Rents at the UAE’s super-prime malls including Mall of the Emirates and The Dubai Mall have reached more than Dh6,000 per square metre as demand from retailers outstrips supply, according to industry sources.
That compares with about Dh4,800 per square metre on average for the same malls last year, according to information provided by retailers and analysts.
“The rates for malls other than super-prime vary from Dh1,600 to Dh5,000 [per sq metre] depending on the shop, the size and the turnover,” said David Macadam, the chief executive of the Middle East Council of Shopping Centres. “Rent is a function of sales achieved in each store. The more people who come through the doors and the more people who buy, the steeper the rent.”
The sector is expected to grow by more than 33 per cent by next year, according to a report last month by Ventures Middle East. An Oman Arab Bank report said retail sales in the UAE were expected to reach US$92 billion in 2017 from about $65bn this year.

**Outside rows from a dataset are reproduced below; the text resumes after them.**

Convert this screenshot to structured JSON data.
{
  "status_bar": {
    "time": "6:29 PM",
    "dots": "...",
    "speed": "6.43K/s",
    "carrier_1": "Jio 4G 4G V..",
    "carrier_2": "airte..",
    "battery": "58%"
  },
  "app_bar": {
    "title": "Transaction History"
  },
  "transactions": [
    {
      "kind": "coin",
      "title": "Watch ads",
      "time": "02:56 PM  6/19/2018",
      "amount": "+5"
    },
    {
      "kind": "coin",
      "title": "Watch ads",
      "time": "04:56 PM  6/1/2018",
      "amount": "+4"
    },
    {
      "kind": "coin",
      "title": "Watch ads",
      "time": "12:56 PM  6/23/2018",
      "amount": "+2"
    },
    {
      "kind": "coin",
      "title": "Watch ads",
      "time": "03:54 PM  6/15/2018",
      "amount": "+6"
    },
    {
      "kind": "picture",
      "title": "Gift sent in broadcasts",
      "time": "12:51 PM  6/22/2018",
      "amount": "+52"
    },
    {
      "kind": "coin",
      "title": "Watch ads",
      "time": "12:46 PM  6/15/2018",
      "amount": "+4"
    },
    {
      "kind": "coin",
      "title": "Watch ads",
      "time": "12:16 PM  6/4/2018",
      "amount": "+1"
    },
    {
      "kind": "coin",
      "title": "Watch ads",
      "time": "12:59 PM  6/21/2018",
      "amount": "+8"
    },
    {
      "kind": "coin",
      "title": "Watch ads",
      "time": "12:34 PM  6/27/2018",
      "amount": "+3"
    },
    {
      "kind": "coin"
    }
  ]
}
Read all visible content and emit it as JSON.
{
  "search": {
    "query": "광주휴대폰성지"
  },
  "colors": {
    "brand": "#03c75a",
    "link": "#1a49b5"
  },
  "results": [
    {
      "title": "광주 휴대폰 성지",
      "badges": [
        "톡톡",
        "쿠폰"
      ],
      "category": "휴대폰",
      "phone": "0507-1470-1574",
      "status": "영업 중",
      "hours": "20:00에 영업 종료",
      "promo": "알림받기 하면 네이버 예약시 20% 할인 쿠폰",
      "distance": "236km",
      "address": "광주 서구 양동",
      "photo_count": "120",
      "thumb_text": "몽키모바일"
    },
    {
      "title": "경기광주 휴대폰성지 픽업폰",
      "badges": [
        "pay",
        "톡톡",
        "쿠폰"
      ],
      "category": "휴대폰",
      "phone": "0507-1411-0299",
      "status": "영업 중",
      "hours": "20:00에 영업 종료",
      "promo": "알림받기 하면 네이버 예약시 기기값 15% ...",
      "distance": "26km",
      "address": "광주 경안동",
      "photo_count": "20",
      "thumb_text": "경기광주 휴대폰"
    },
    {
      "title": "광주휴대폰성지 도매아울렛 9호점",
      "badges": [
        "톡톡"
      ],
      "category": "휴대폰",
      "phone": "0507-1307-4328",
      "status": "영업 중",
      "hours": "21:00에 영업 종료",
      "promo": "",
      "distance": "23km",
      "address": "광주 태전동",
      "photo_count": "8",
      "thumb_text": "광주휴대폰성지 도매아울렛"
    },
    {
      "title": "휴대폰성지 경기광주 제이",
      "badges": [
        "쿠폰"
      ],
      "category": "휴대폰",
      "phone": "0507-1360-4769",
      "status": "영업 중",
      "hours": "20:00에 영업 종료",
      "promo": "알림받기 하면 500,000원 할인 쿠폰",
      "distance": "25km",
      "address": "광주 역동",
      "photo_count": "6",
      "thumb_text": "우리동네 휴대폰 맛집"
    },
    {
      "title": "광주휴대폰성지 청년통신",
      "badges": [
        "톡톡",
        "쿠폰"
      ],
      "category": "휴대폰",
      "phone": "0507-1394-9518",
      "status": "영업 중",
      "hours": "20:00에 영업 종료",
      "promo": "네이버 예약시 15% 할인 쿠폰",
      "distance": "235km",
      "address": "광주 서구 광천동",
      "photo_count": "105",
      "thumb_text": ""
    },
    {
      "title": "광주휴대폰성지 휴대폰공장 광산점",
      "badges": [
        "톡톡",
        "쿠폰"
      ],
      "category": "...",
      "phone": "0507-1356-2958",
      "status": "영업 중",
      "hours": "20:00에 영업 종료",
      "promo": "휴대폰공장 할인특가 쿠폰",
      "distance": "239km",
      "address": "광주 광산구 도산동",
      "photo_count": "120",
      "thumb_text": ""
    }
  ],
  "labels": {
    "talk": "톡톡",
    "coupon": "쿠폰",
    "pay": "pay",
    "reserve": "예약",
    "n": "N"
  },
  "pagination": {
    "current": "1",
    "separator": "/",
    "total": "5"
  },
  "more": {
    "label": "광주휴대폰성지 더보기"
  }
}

In Dubai nearly 500,000 sq metres of new retail space will come on line by 2016, adding to the 2.9 million sq metres of space already available.
The largest malls – Emaar’s The Dubai Mall and Majid Al Futtaim’s Mall of the Emirates – have waiting lists for space. Emaar and Majid Al Futtaim did not respond to requests for comment.
AllSaints, a UK-based fashion brand with 120 shops in 10 countries, has circumvented the problem of mall space by partnering with Majid Al Futtaim’s retail division, with initial plans to open five shops.
“We have two phases planned and we are expecting to launch in Dubai the first [AllSaints] store, most likely in Mall of the Emirates, and at a later stage in The Dubai Mall,” said Rajiv Suri, the chief executive of Majid Al Futtaim Fashion. “We are also looking at Abu Dhabi in Yas Mall for a potential location. Our next step after that will be in Kuwait and Qatar. After that we will see how it goes, then investigate Egypt, Lebanon and further abroad.”
There is about 2.2 million sq metres of retail space in Abu Dhabi, according to JLL, with more than 400,000 sq metres expected to come to market by the end of the year, mainly at Yas Mall on Yas Island, which is scheduled to open in November.
Retailers said they expected high footfall if they were paying such premium rentss.
“The rents in Yas Mall are the same rents as The Dubai Mall. They are charging the same rent as the world’s busiest mall,” said Ehab Al Bakri, the chief operating officer of Alsa Lifestyle, which operates 15 brands from confectionery to cosmetics. “I asked the operators, ‘How many people do you expect?’ 50 million? OK, charge like The Dubai Mall. But if you are expecting 5 million, charge like Al Ghurair Mall. We run Yoko Moku, a Japanese gifting confectionery brand that needs sustainably good sales to meet that sort of rent. Luckily our average ticket price is $50 to $70, so it is possible, but not for all our brands.”
The Yas Mall operator, Aldar Properties, did not reply to requests for an interview. In July, Aldar said it had signed an agreement with the luxury brand retailer Chalhoub Group to create the region’s largest department store, taking up 200,000 sq ft of Yas Mall.
The mall is 95 per cent leased ahead of the opening scheduled to coincide with the Abu Dhabi Grand Prix weekend. Other retailers signed up to the Yas Mall include House of Fraser, Hamleys and Joe Fresh, a Canadian fashion brand.
“I would be very surprised if Yas Mall was charging as much as Dubai, as it is the preeminent destination in the region and has malls running at 98 to 100 per cent occupancy, with retailers queuing to get in,” said Matthew Green, the head of research for the property consultant CBRE. “Retailers will not pay those rates in Abu Dhabi for that space, in that mall, in that location.”
The Dubai Mall had 75 million visitors last year, a rise of 15 per cent, according to its operator, Emaar Malls Group, which reported a 25 per cent rise in net profit to Dh617m for the first half of this year. Smaller malls are also doing well. Nakheel’s Ibn Battuta Mall had a record 313,000 visitors during the recent four-day Eid Al Adha holiday – double the usual footfall.
“The International Council for Shopping Centres came up with a ranking of global trading and the Mall of the Emirates was the seventh-best performing mall in the world in terms of overall sales in 2013,” said Mr Macadam. “They turnover about $1,800 per sq metre per year – that is huge.” He said that with the average shop covering about 185 sq metres, that amounted to an average of $333,000 in gross annual sales.
However, the UAE’s smaller, more community-orientated malls have their advantages, he said.
“The Dubai Mall is not the only market in the UAE,” said Mr Al Bakri. “The Dubai Mall had a very low footfall and conversion ratio in summer against some of the smaller malls – in fact [the smaller malls] out performed The Dubai Mall by some way. The best-performing outlets for us [over the summer] were Ajman City Centre and Dalma Mall in [Abu Dhabi’s] Musaffah. Footfall against conversion does not always match. You have to be careful.”